Culture Machine has been doing similar things across genres. Sometimes, they take the local and make it global, like with their Epified Indian mythology videos. At other times, they tap into the global, and fine-tune it to be extremely local. One of their coolest videos is called What If Batman Was From Chennai? I can watch it a million times. It has the global currency of Batman, but some very local elements like a father who is constantly comparing his son, in this case Batman, to the neighbour’s son who has a job in IT. I feel that Culture Machine, OML and others like them, will be strong challengers to the big media companies in the future.
Henry is also very particular about the difference between participation and interactivity. Interactivity is what we do with gadgets. We press a button something happens. But participation involves agency and choice. In today’s world, as Henry notes, people don’t just consume and produce content but they also have a civic imagination and imagine a better world, especially young people. The tools they use for this imagination are often components of popular culture, such as The Hunger Games and its three-finger salute. So Vishavjit Singh, a Sikh in New York, dresses as Captain America and talks to people on the subway about what it means to be on the receiving end of racism and intolerance.

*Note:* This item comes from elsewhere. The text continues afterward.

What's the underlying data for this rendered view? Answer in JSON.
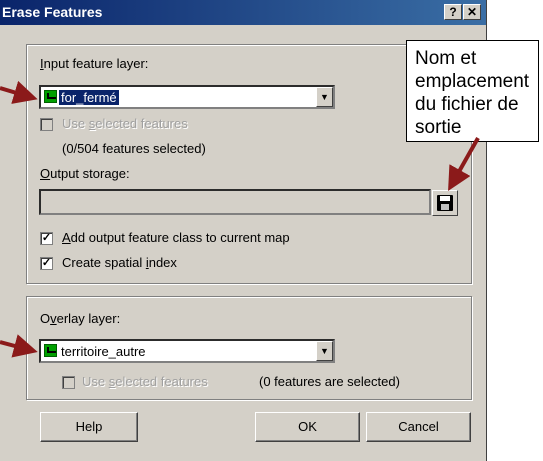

Priya’s Shakti is another innovative multimedia project that creates spreadable content for theme-based activism. It currently comprises an augmented reality comic book, app and videos. The storyline of the first comic focusses on the character of Priya, a devotee of the goddess Parvati who goes through a brutal rape and then has to face stigma after the ordeal. When goddess Parvati learns of this, she is shocked. Inspired by the goddess, Priya breaks her silence and inspires thousands of other women to do so too. While the origins of Priya’s Shakti are in New York, they are collaborating across continents. My friend, the brilliant documentary film-maker and writer, Paromita Vohra, is going to pen the next installment in the series and I can’t wait to read it. I’m also waiting for my new friend Ritesh Mehta, who Henry advises in LA, to finish writing his thesis about the links between Rang De Basanti, and the popular Anna Hazare and AAP movements.
*This blog post is a modified version of my column Parmesh’s Viewfinder that appears in Verve magazine each month.